Wa handles by nature are durable and long lasting, however that’s not always the case.

*Care* 
- As they are generally constructed of wood, they should not be put in a dishwasher. The heat may damage the wood or the adhesives used to piece them together.

- *Custom handles*: a lot of people like to custom make wa handles and everyone that starts out will make mistakes. That’s part of the process; even people who have made them for a long period of time, may not have the best design.

The biggest potential issue that I see is with end caps and metal spacers. All metal spacers need to have some sort of pinning, so when mixed with an end cap, there is an increased risk of problems. I suggest that you verifying with the seller that they are properly pinned before buying. 

Type of wood used - some types of wood needs to be stabilized before using. I think most makers know that, but I think it’s a good to verify or check before buying if you have questions about it.

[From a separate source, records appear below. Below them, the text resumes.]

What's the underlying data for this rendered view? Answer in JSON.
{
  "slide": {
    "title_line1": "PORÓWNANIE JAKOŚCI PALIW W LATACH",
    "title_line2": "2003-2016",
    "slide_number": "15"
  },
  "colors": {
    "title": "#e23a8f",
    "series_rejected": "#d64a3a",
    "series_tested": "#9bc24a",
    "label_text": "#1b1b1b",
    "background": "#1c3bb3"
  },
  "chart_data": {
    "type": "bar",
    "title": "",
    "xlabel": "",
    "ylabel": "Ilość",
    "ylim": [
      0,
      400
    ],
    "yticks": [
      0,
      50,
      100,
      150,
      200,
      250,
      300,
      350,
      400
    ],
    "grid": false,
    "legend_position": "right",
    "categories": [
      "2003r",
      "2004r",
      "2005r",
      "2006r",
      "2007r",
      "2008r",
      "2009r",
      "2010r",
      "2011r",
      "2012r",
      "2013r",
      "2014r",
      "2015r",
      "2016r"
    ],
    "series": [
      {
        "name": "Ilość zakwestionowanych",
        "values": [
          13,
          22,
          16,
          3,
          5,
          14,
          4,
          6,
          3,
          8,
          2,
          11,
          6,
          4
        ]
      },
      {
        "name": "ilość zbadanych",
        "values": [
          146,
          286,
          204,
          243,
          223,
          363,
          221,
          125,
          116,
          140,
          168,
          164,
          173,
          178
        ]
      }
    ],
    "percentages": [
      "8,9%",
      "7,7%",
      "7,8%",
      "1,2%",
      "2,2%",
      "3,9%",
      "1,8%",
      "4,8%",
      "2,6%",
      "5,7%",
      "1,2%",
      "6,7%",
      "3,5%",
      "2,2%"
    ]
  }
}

Ben Greenberg has a nice write up about this.





wood identification


A list of common woods for knife handles




greenbergwoods.com


----------



## HappyamateurDK (Nov 3, 2020)

JoBone said:


> Wa handles by nature are durable and long lasting, however that’s not always the case.
> 
> *Care*
> - As they are generally constructed of wood, they should not be put in a dishwasher. The heat may damage the wood or the adhesives used to piece them together.
> ...



Thanks for your input. 

I assume that konosuke made sure that the wood and mounting method used from the factory is okay..but nice to know if I'm ever looking for a custom handle.


----------